Egypt parliament approves jailing of black market currency dealers

Ahram Online , Tuesday 9 Aug 2016

Currency exchange bureau
Currency exchange bureau in Cairo (File photo: Reuters)

Egypt's parliament approved on Tuesday a cabinet bill allowing the government to prosecute and jail sellers of foreign currency on the black market.

According to the state-owned MENA agency, the law sets jail sentences of six months to three years as well as fines reaching EGP 5 million to traders charged with breaking the 2003 foreign exchange law.

The approval of the bill came following a request by The Central Bank of Egypt (CBE) to address the “danger” posed by black market trading.

According to the request by the CBE, the practices of these bureaus lead to dollar sell-off rates that are far from the official rates.

Reuters reported on Tuesday that the US dollar was changing hands at EGP 12.65, up from last week's range of EGP 12.20 to EGP 12.50, even though the CBE has kept steady the official rate at EGP 8.78 against the dollar since a 13.5 percent devaluation in March.

However, parliament speaker Ali Abdel-Al says the measure does not go far enough, calling for legislation banning currency exchange bureaus altogether.

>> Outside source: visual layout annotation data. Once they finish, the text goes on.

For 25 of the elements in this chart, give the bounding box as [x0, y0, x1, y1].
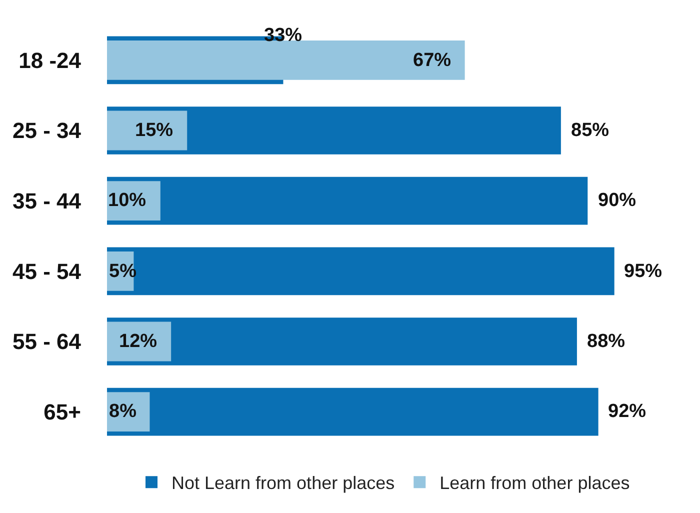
bar — [107, 318, 577, 366]
y-tick-label: 65+ — [44, 400, 81, 425]
y-tick-label: 18 -24 — [18, 48, 82, 73]
legend-label: Learn from other places — [440, 473, 630, 494]
data-label: 12% — [119, 331, 158, 352]
data-label: 88% — [587, 331, 626, 352]
bar — [107, 247, 614, 296]
legend-label: Not Learn from other places — [172, 473, 395, 494]
data-label: 15% — [135, 120, 174, 141]
data-label: 90% — [598, 190, 636, 211]
y-tick-label: 35 - 44 — [12, 188, 82, 214]
data-label: 33% — [264, 25, 302, 46]
data-label: 85% — [571, 120, 610, 141]
bar — [107, 176, 588, 225]
data-label: 67% — [413, 50, 452, 71]
data-label: 8% — [109, 401, 137, 422]
data-label: 92% — [608, 401, 646, 422]
y-tick-label: 55 - 64 — [12, 329, 82, 354]
y-tick-label: 25 - 34 — [12, 118, 82, 144]
y-tick-label: 45 - 54 — [12, 258, 82, 284]
data-label: 95% — [624, 261, 662, 282]
bar — [107, 388, 598, 436]
bar — [107, 40, 465, 80]
bar — [107, 110, 188, 150]
data-label: 10% — [108, 190, 146, 211]
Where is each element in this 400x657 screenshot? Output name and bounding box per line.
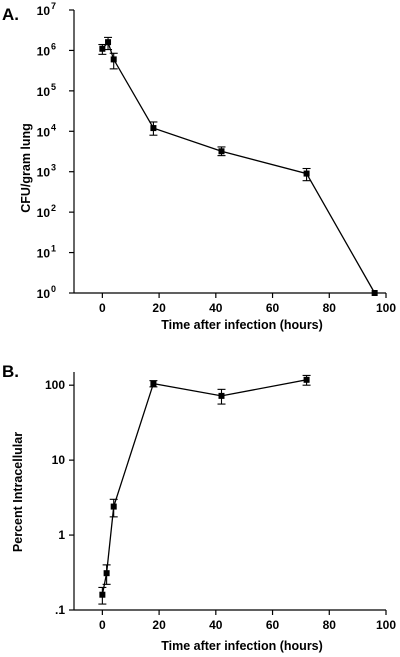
y-tick-label-base: 10 xyxy=(37,287,51,301)
series-line xyxy=(101,40,376,294)
x-tick-label: 80 xyxy=(323,618,337,632)
x-tick-label: 40 xyxy=(209,301,223,315)
y-tick-label-base: 10 xyxy=(37,44,51,58)
x-tick-label: 100 xyxy=(376,618,396,632)
panel-a-y-axis-title: CFU/gram lung xyxy=(19,123,33,213)
panel-a-x-axis-title: Time after infection (hours) xyxy=(161,318,323,332)
y-tick-label-exponent: 1 xyxy=(51,244,56,254)
x-tick-label: 40 xyxy=(209,618,223,632)
data-point-marker xyxy=(105,39,112,46)
y-tick-label-exponent: 7 xyxy=(51,1,56,11)
x-tick-label: 20 xyxy=(152,301,166,315)
x-tick-label: 0 xyxy=(99,301,106,315)
panel-b-ticks: 0 20 40 60 80 100 .1 1 10 100 xyxy=(45,378,396,632)
data-point-marker xyxy=(218,392,225,399)
y-tick-label-exponent: 2 xyxy=(51,203,56,213)
x-tick-label: 0 xyxy=(99,618,106,632)
data-point-marker xyxy=(303,170,310,177)
y-tick-label: 100 xyxy=(45,378,65,392)
x-tick-label: 80 xyxy=(323,301,337,315)
y-tick-label-base: 10 xyxy=(37,85,51,99)
panel-b-axes xyxy=(73,372,386,611)
series-line xyxy=(101,379,307,595)
y-tick-label-base: 10 xyxy=(37,166,51,180)
data-point-marker xyxy=(303,376,310,383)
panel-b-y-axis-title: Percent Intracellular xyxy=(11,432,25,552)
data-point-marker xyxy=(103,570,110,577)
panel-a-axes xyxy=(73,10,386,294)
y-tick-label-exponent: 5 xyxy=(51,82,56,92)
y-tick-label: .1 xyxy=(55,603,65,617)
panel-b-data xyxy=(98,374,311,605)
y-tick-label-exponent: 0 xyxy=(51,284,56,294)
panel-b-x-axis-title: Time after infection (hours) xyxy=(161,639,323,653)
data-point-marker xyxy=(150,125,157,132)
x-tick-label: 60 xyxy=(266,618,280,632)
y-tick-label-base: 10 xyxy=(37,206,51,220)
data-point-marker xyxy=(110,56,117,63)
y-tick-label-base: 10 xyxy=(37,125,51,139)
y-tick-label-base: 10 xyxy=(37,4,51,18)
x-tick-label: 100 xyxy=(376,301,396,315)
y-tick-label-exponent: 3 xyxy=(51,163,56,173)
y-tick-label-exponent: 4 xyxy=(51,122,56,132)
data-point-marker xyxy=(99,591,106,598)
y-tick-label: 1 xyxy=(58,528,65,542)
x-tick-label: 20 xyxy=(152,618,166,632)
data-point-marker xyxy=(150,380,157,387)
data-point-marker xyxy=(99,45,106,52)
x-tick-label: 60 xyxy=(266,301,280,315)
panel-a-data xyxy=(98,36,378,296)
panel-b: B. 0 20 40 60 80 100 .1 1 10 100 Time after infec… xyxy=(2,362,396,653)
panel-a-label: A. xyxy=(2,5,19,24)
panel-b-label: B. xyxy=(2,362,19,381)
data-point-marker xyxy=(371,290,378,296)
y-tick-label-exponent: 6 xyxy=(51,41,56,51)
y-tick-label-base: 10 xyxy=(37,247,51,261)
y-tick-label: 10 xyxy=(52,453,66,467)
data-point-marker xyxy=(110,503,117,510)
data-point-marker xyxy=(218,148,225,155)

"Currency exchange offices are like a cancer in Egypt's body, I wish the amendments were adjusted to sentence those who are manipulating in the market to death," Abdel-Al said.

On Monday, the CBE shut down five licensed currency exchange bureaus, cutting in half the country's 94 licensed bureaus.

Citing an anonymous bank official, MENA reported on Monday that 47 bureaus have been shut down so far.  Of the currency exchange bureaus closed, a total of 26 have been closed permanently and had their licences revoked, while the remainder have been shut for six, eight or 12 months, according to their individual violations.

Egypt, which relies heavily on imports to support its population of 91 million, has been suffering from an acute shortage of the US currency in the wake of 2011 uprising, which was followed by political and security unrest that has turned away tourists and foreign investors, two major sources of hard currency.